Please attach or include links to any models, data, files, or scripts necessary to reproduce your issue. (Github repo, Google Drive, Dropbox, etc.)

Steps To Reproduce

Please include:

  • Exact steps/commands to build your repro
  • Exact steps/commands to run your repro
  • Full traceback of errors encountered

Hi,

This could cause the issue. Could not initialize CuDNN error usually occurs due to dependencies version mismatch. Could you please clean up the CuDNN, TensorRT and try installing them again.
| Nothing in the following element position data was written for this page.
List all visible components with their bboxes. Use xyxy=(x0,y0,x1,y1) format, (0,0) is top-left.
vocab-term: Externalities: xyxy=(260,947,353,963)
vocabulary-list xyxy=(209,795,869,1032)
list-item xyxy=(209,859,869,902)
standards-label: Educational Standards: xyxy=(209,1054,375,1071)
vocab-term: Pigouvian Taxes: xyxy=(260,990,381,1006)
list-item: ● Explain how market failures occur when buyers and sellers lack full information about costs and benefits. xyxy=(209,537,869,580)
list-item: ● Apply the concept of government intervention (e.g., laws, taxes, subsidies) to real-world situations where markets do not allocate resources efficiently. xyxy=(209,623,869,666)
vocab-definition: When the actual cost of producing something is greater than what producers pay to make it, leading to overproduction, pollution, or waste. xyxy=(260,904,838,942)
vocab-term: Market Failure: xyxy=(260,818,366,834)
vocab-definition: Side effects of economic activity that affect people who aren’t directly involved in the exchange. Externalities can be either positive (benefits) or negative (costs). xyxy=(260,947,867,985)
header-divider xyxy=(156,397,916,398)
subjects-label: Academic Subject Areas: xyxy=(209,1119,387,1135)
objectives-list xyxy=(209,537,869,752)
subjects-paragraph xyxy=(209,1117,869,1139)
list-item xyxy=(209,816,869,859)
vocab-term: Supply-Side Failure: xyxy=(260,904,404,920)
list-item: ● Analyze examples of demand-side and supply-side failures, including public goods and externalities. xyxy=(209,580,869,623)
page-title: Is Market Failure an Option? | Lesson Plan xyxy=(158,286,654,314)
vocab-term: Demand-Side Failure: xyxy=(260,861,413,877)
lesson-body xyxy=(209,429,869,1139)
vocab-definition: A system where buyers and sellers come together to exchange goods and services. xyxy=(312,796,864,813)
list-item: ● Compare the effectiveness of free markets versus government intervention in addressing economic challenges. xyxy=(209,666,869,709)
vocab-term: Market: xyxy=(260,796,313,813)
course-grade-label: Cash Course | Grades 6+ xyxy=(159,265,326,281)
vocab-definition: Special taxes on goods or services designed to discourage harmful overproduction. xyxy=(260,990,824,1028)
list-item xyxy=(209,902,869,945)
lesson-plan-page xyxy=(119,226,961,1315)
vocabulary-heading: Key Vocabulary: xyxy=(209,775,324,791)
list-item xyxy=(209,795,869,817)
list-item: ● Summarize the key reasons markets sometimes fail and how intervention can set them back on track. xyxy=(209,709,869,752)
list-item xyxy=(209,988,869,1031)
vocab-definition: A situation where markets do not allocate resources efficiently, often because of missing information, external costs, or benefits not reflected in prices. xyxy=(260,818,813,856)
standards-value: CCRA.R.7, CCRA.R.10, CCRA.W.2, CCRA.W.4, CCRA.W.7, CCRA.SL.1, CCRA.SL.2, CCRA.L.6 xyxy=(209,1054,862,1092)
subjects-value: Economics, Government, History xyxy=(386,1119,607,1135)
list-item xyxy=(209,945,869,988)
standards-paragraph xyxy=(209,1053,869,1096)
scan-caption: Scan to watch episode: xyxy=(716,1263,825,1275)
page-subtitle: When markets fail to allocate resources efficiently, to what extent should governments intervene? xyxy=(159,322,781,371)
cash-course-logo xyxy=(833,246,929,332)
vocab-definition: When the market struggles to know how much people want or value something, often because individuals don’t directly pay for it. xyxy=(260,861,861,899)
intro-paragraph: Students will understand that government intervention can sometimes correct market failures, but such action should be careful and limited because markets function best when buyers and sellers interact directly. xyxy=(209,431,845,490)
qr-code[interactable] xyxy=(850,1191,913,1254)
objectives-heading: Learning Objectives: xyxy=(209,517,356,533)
You can also use TensorRT NGC to avoid system dependencies. Container Release Notes :: NVIDIA Deep Learning TensorRT Documentation

Thank you.

Hi, Thank you for your reply. I finally found out the problem, it was really tricky.
Firstly, my entire project consists of two majority parts TensorFlow-C and TensorRT. In the old situation, These two SDK were in version 1.15 (TFC) and 7.0.0.11 (TensorRT) and the system environment was CUDA-10.0+Cudnn-7.6.5. At that time, everything worked perfectly and no Error occurred.
Then TensorRT was upgraded to 7.2.2.3, the CUDA version and Cudnn version needed to be updated to 10.2 and 8.0.5. The tircky part is TFC can run using CPU that does not threw any error even version 1.15 is not compatible witg CUDA-10.2, but TensorRT which is supposed to be fine threw the cudnn initialization ERROR like above was caused by the conflict between TFC and TensorRT. The way that I proved it is to unload the entire TFC mode and load TensorRT part only. Only in this way the TensorRT section was able to run, so I guess there is something between TFC and TensorRT that restrict the behaviours of cudnn when TensorRT module is deserialized.
The problem is the entire project was complied in one environment, which means TensorRT and TFC have to use the same env to run, which seems not realistic in current phenomenon. So what I would do is to isolate the two sections individually and complie using different dependencies.

I can’t think out any better ways, and I am not 100% sure the error above is indeed caused by the confict between TFC and TensorRT.
Looking for a professional solution!